This year (well, since July anyway) I have been looking at the various statistical and mathematical models relating to sporting events. The idea is simple, use statistics to identify probabilities and patterns and see whether the accuracy of such models can exceed the ‘gut call’ approach. Now I have a fair amount of the gut call data to hand, and I know it isn’t that good! The main problem is that there are a lot of models out there, and even the most straightforward concepts have been refined by people with far more experience and statistical knowledge than me. It can be very daunting, and so rather than trying to start with a refined model I thought I would start with a base model and see how well that performs, and how to amend it.

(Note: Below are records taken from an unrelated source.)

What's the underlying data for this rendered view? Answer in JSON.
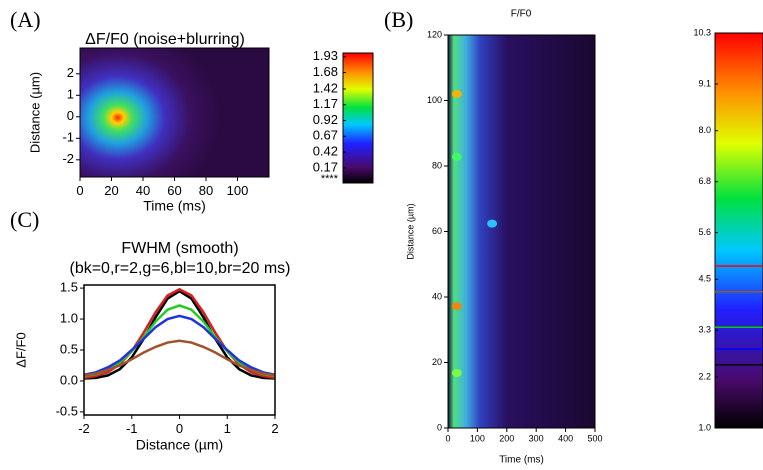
{
  "chart_data": [
    {
      "type": "heatmap",
      "panel_label": "(A)",
      "title": "ΔF/F0 (noise+blurring)",
      "xlabel": "Time (ms)",
      "ylabel": "Distance (µm)",
      "xlim": [
        0,
        120
      ],
      "xticks": [
        0,
        20,
        40,
        60,
        80,
        100
      ],
      "ylim": [
        -2.8,
        3.2
      ],
      "yticks": [
        -2,
        -1,
        0,
        1,
        2
      ],
      "colorbar": {
        "clim": [
          -0.07,
          1.99
        ],
        "ticks": [
          0.17,
          0.42,
          0.67,
          0.92,
          1.17,
          1.42,
          1.68,
          1.93
        ],
        "bottom_label": "****"
      }
    },
    {
      "type": "heatmap",
      "panel_label": "(B)",
      "title": "F/F0",
      "xlabel": "Time (ms)",
      "ylabel": "Distance (µm)",
      "xlim": [
        0,
        500
      ],
      "xticks": [
        0,
        100,
        200,
        300,
        400,
        500
      ],
      "ylim": [
        0,
        120
      ],
      "yticks": [
        0,
        20,
        40,
        60,
        80,
        100,
        120
      ],
      "colorbar": {
        "clim": [
          1.0,
          10.3
        ],
        "ticks": [
          {
            "value": 1.0,
            "label": "1.0"
          },
          2.2,
          3.3,
          4.5,
          5.6,
          6.8,
          {
            "value": 8.0,
            "label": "8.0"
          },
          9.1,
          10.3
        ]
      }
    },
    {
      "type": "line",
      "panel_label": "(C)",
      "title": "FWHM (smooth)",
      "subtitle": "(bk=0,r=2,g=6,bl=10,br=20 ms)",
      "xlabel": "Distance (µm)",
      "ylabel": "ΔF/F0",
      "xlim": [
        -2,
        2
      ],
      "xticks": [
        -2,
        -1,
        0,
        1,
        2
      ],
      "ylim": [
        -0.55,
        1.55
      ],
      "yticks": [
        -0.5,
        {
          "value": 0.0,
          "label": "0.0"
        },
        0.5,
        {
          "value": 1.0,
          "label": "1.0"
        },
        1.5
      ],
      "x": [
        -2,
        -1.75,
        -1.5,
        -1.25,
        -1,
        -0.75,
        -0.5,
        -0.25,
        0,
        0.25,
        0.5,
        0.75,
        1,
        1.25,
        1.5,
        1.75,
        2
      ],
      "series": [
        {
          "color": "#000000",
          "values": [
            0.04,
            0.05,
            0.09,
            0.19,
            0.38,
            0.68,
            1.03,
            1.33,
            1.45,
            1.33,
            1.03,
            0.68,
            0.38,
            0.19,
            0.09,
            0.05,
            0.04
          ]
        },
        {
          "color": "#d42020",
          "values": [
            0.05,
            0.08,
            0.14,
            0.27,
            0.48,
            0.78,
            1.11,
            1.38,
            1.48,
            1.38,
            1.11,
            0.78,
            0.48,
            0.27,
            0.14,
            0.08,
            0.05
          ]
        },
        {
          "color": "#22cc22",
          "values": [
            0.08,
            0.11,
            0.18,
            0.3,
            0.48,
            0.71,
            0.96,
            1.15,
            1.22,
            1.15,
            0.96,
            0.71,
            0.48,
            0.3,
            0.18,
            0.11,
            0.08
          ]
        },
        {
          "color": "#2233dd",
          "values": [
            0.1,
            0.14,
            0.22,
            0.33,
            0.5,
            0.68,
            0.87,
            1.0,
            1.05,
            1.0,
            0.87,
            0.68,
            0.5,
            0.33,
            0.22,
            0.14,
            0.1
          ]
        },
        {
          "color": "#a0522d",
          "values": [
            0.09,
            0.12,
            0.18,
            0.25,
            0.35,
            0.46,
            0.55,
            0.62,
            0.65,
            0.62,
            0.55,
            0.46,
            0.35,
            0.25,
            0.18,
            0.12,
            0.09
          ]
        }
      ]
    }
  ]
}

I am working on a model based on the concept of ELO Rankings, but that will wait until later in the year as far more games are required before an effective rating emerges for each team. Consequently I will start with a basic prediction model based on ‘Goal Expectancy’. This model predicts the number of goals a team will score, and using Poisson distribution can be used to predict the likelihood of various scorelines as well as (naturally) the likely winner of a game. In addition the data can be used to indicate the status of a game in the typical Over/Under markets.
As indicated above, I am not trying to take credit for the base formulas and calculations. In the case of goal expectancy and Poisson distribution I have taken the work from an excellent blog by SoccerDude. I heartily recommend his blog to anyone interested in football statistics, whilst acknowledging any errors or omissions as my own!

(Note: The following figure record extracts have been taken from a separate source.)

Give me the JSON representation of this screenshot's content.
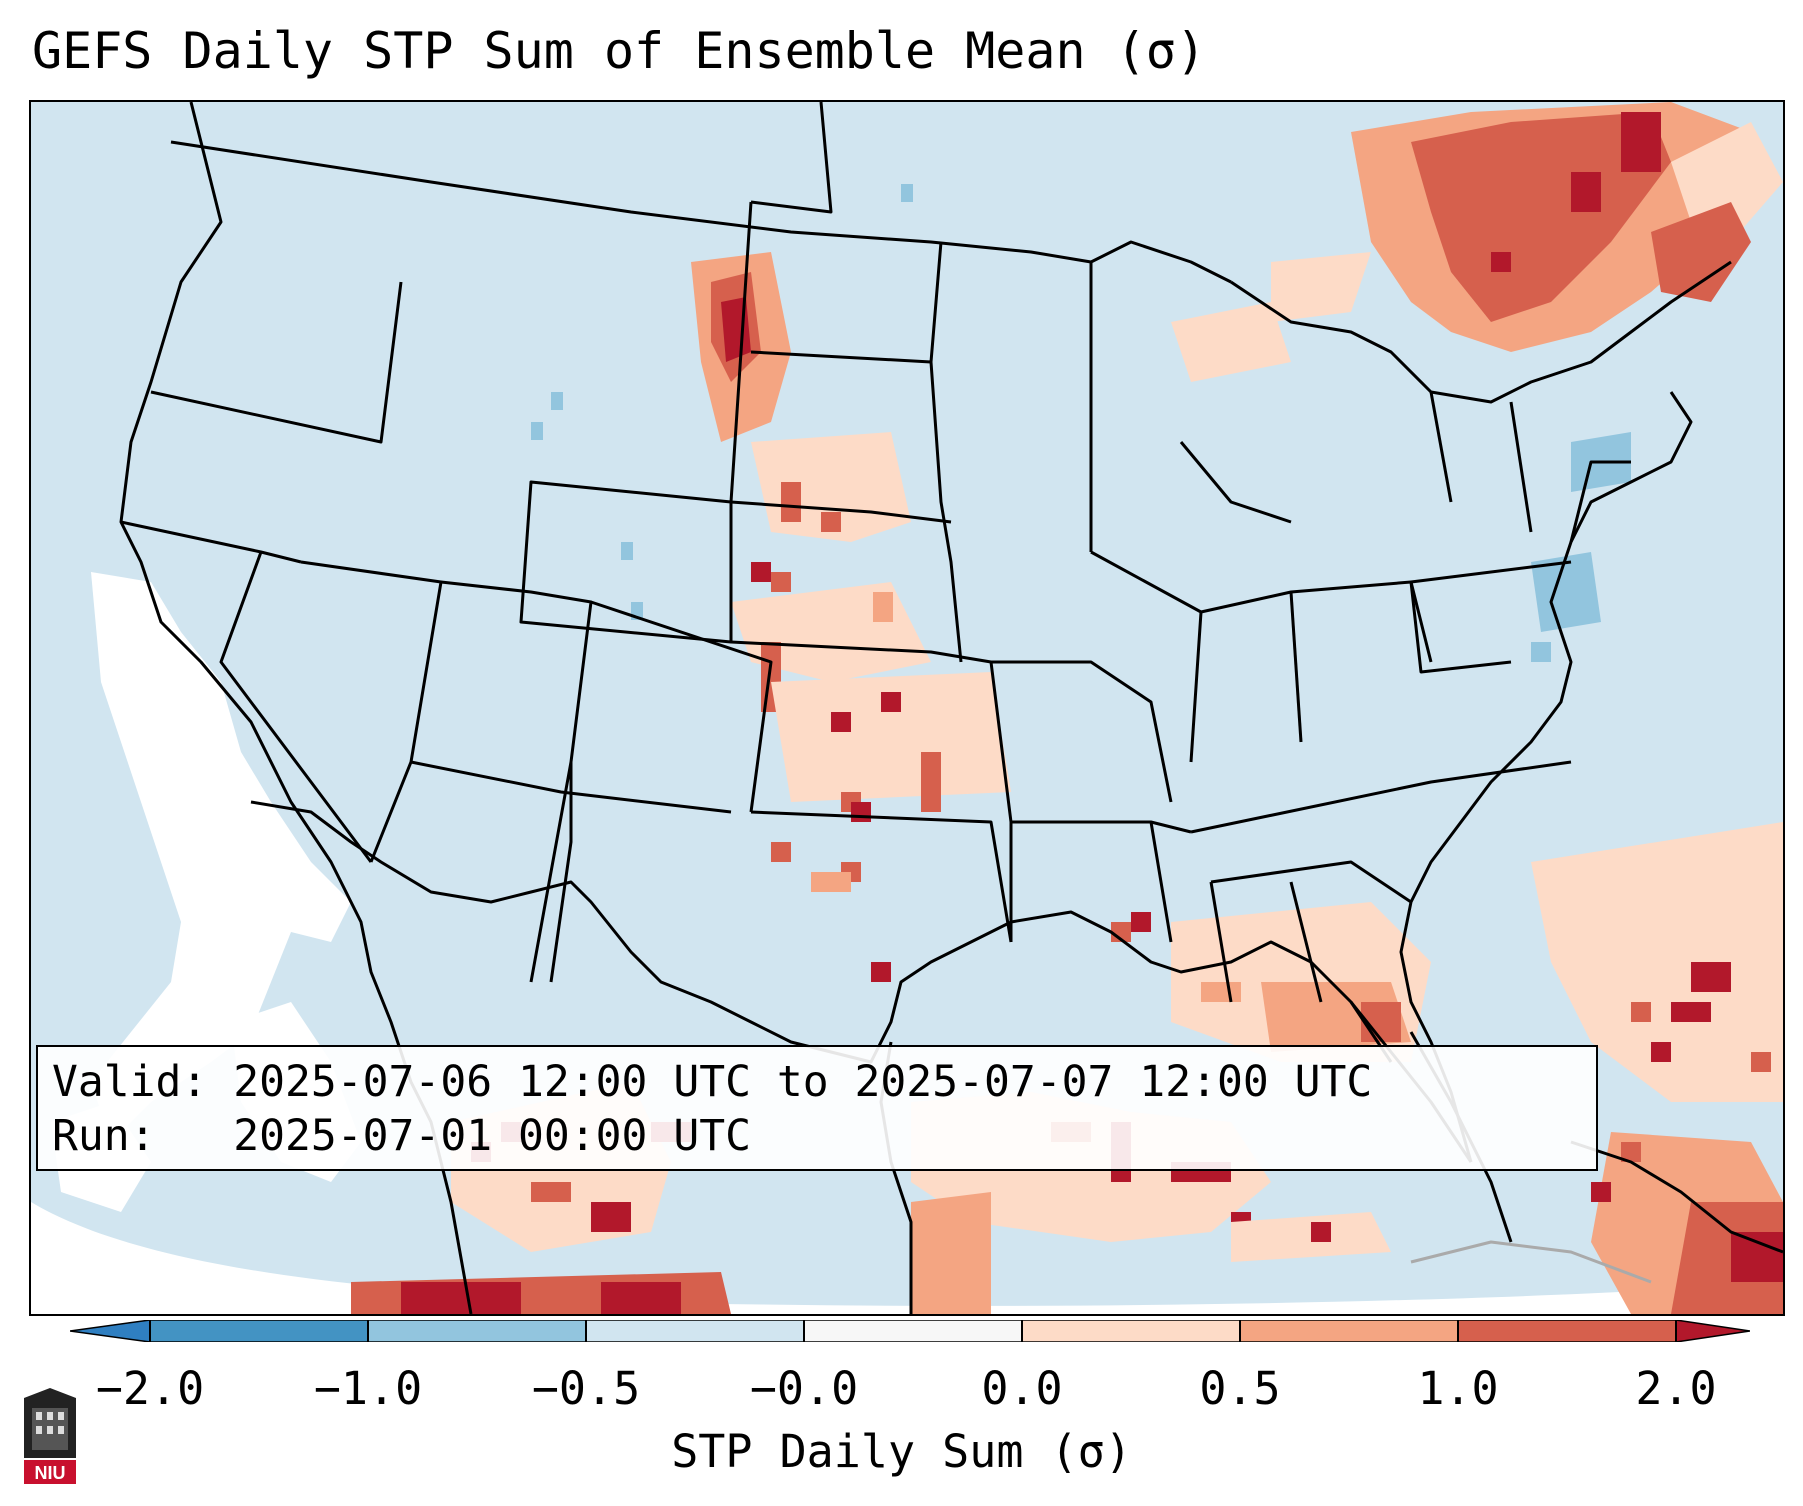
{
  "title": "GEFS Daily STP Sum of Ensemble Mean (σ)",
  "info": {
    "valid_line": "Valid: 2025-07-06 12:00 UTC to 2025-07-07 12:00 UTC",
    "run_line": "Run:   2025-07-01 00:00 UTC"
  },
  "colorbar": {
    "label": "STP Daily Sum (σ)",
    "ticks": [
      "−2.0",
      "−1.0",
      "−0.5",
      "−0.0",
      "0.0",
      "0.5",
      "1.0",
      "2.0"
    ],
    "colors": {
      "extend_low": "#2f7fc1",
      "b1": "#4393c3",
      "b2": "#92c5de",
      "b3": "#d1e5f0",
      "b4": "#f7f7f7",
      "b5": "#fddbc7",
      "b6": "#f4a582",
      "b7": "#d6604d",
      "extend_high": "#b2182b"
    }
  },
  "map": {
    "background_color": "#d1e5f0",
    "state_line_color": "#000000"
  },
  "logo": {
    "text": "NIU",
    "color": "#c8102e"
  }
}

The principle underlying this method uses the number of goals a team has scored thus far, either in total or home/away, and combining that with a Poisson distribution to get a probability for the number of goals that will be scored by a specific team. By repeating this for both the home and away team a list of probabilities for the number of goals scored and multiplying them together gives the probability for that scoreline. Simple really!

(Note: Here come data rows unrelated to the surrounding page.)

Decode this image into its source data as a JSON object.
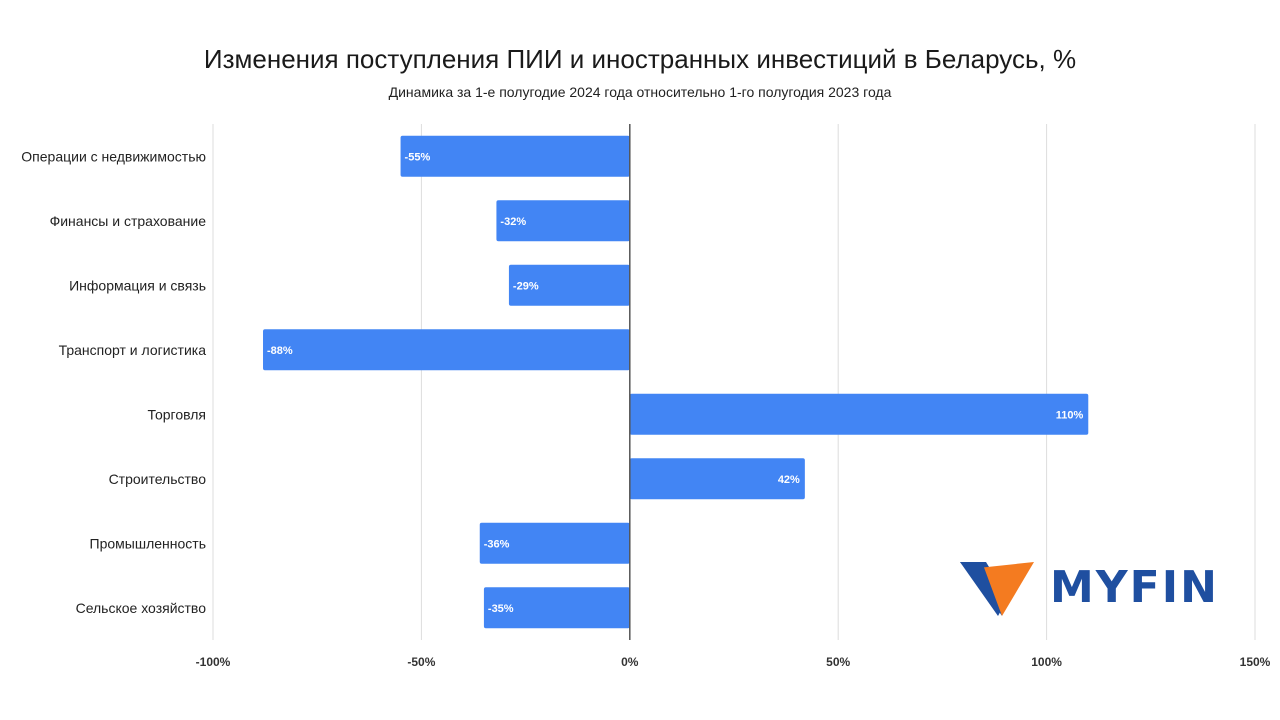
{
  "chart_data": {
    "type": "bar",
    "orientation": "horizontal",
    "title": "Изменения поступления ПИИ и иностранных инвестиций в Беларусь, %",
    "subtitle": "Динамика за 1-е полугодие 2024 года относительно 1-го полугодия 2023 года",
    "categories": [
      "Операции с недвижимостью",
      "Финансы и страхование",
      "Информация и связь",
      "Транспорт и логистика",
      "Торговля",
      "Строительство",
      "Промышленность",
      "Сельское хозяйство"
    ],
    "values": [
      -55,
      -32,
      -29,
      -88,
      110,
      42,
      -36,
      -35
    ],
    "data_labels": [
      "-55%",
      "-32%",
      "-29%",
      "-88%",
      "110%",
      "42%",
      "-36%",
      "-35%"
    ],
    "xlim": [
      -100,
      150
    ],
    "x_ticks": [
      -100,
      -50,
      0,
      50,
      100,
      150
    ],
    "x_tick_labels": [
      "-100%",
      "-50%",
      "0%",
      "50%",
      "100%",
      "150%"
    ],
    "grid": true,
    "bar_color": "#4285f4"
  },
  "logo": {
    "text": "MYFIN",
    "color_dark": "#1f4fa0",
    "color_orange": "#f47b20"
  }
}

Goal expectancy has three values: the overall rate (total goals scored/matches played), the home rate (goals scored at home/goals scored away) and the away rate (goals scored away/goals scored at home). The goals expected from any team when playing at home is calculated as ‘overall rate * home rate’, and for a team playing away it is (if you can’t guess…) ‘overall rate * away rate’.
So an example shows that, as of this weekend, Fulham have scored three times in five matches (overall rate 0.60), with two goals at home and one goal away (home rate 2.00). This gives an expectancy of 0.60*2.00 or 1.20. Cardiff have scored four in five games (overall rate 0.80), with three at home and one goal away (away rate 0.33). Their expectancy is 0.80*0.33 or 0.27. By plugging the number of goals we are interested in, along with the respective rate, we can get a probability for the number of goals the team might score, as shown below. (The reason these are pasted in as images is that I really haven’t got a good handle on tables in WordPress yet!)
The probability of any scoreline is therefore calculated by multiplying one by the other, e.g. 1-2 is 0.36143*0.02723 or 0.00984. This equates to 1%, or odds of 101.60 (using the 1/x formula). The grid is shown below.
So what does this mean for the weekend’s fixtures? Well the three most probable results (a dubious definition!) are shown below along with the probability and implied odds for each. The Spurs-Chelsea games has no data simply because Chelsea haven’t scored away from home yet!
But, before we all go and put the mortgage payments on some nice accumulators, let’s be clear that there are some significant issues here. Firstly, and in my personal opinion with the level of understanding I have of statistics at the moment the most important, is that this approach doesn’t account for the quality of the opposition that the goals were scored against. If two teams have played at home twice, and both have scored 10 goals whilst conceding 2, there is something of a difference if one team was playing Chelsea and Man Utd and the other was playing two teams at the bottom of the table. There is also – I am reliably informed – a problem with Poisson distributions that they don’t marry up well at their default values (0-0 and 1-1 is under forecast whilst 1-0 and 0-1 are over forecasted – that worries me as 6/9 of my predictions are 0-0!). And finally the most obvious problem – basing goal expectancy after five games of the season isn’t going to provide a very large data pool to work with.
But this is a first shot into this world, so let’s keep it simple for now and run this base model a few times to see how it performs before looking at amendments.